Study after study has debunked the idea that forcibly identifying speakers is an effective strategy against those who spread bad information online. Counter-terrorism experts tell us that "Censorship has never been an effective method of achieving security, and shuttering websites and suppressing online content will be as unhelpful as smashing printing presses."
We need a better way forward.
Step One: Start with the tools we have and get our priorities straight
Censorship is a powerful tool and easily misused. That's why, in fighting back against hate, harassment, and fraud, censorship should be the last stop. Particularly from a legislative perspective, the first stop should be looking at the tools that already exist elsewhere, rather than rushing to exceptionalize the Internet.

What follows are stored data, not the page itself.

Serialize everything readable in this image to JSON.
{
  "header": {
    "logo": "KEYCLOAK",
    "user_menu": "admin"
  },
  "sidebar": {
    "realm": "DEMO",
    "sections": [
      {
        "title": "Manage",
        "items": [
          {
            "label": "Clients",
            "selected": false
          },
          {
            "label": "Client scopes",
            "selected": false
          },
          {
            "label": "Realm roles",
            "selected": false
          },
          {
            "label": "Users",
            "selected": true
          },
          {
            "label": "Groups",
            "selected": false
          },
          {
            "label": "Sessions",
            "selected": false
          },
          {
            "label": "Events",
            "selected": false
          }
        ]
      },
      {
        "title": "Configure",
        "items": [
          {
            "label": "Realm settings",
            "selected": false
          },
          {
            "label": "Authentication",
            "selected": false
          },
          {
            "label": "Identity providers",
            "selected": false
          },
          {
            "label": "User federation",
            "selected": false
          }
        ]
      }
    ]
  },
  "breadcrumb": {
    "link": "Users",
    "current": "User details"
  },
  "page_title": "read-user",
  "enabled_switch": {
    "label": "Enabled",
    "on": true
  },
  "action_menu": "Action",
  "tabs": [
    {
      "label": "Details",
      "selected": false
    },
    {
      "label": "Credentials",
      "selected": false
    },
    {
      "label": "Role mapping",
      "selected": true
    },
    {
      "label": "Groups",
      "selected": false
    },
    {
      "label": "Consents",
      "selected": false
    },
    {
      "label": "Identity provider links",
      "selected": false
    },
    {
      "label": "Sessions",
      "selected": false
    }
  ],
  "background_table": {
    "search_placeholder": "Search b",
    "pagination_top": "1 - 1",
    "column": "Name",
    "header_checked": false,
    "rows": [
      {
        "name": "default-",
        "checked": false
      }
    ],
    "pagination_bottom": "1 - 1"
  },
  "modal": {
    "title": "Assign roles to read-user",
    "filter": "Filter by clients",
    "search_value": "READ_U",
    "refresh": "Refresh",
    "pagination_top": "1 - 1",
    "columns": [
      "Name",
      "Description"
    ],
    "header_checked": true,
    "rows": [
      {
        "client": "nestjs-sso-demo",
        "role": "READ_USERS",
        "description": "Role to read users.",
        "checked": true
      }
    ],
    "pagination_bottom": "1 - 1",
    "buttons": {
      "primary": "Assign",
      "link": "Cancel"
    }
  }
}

For example, in the United States, defamation laws reflect centuries of balancing the right of individuals to hold others accountable for false, reputation-damaging statements, and the right of the public to engage in vigorous public debate. Election laws already prohibit foreign governments or their agents from purchasing campaign ads - online or offline - that directly advocate for or against a specific candidate. In addition, for sixty days prior to an election, foreign agents cannot purchase ads that even mention a candidate. Finally, the Foreign Agent Registration Act also requires information materials distributed by a foreign entity to contain a statement of attribution and to file copies with the U.S. Attorney General. These are all laws that could be better brought to bear, especially in the most egregious situations.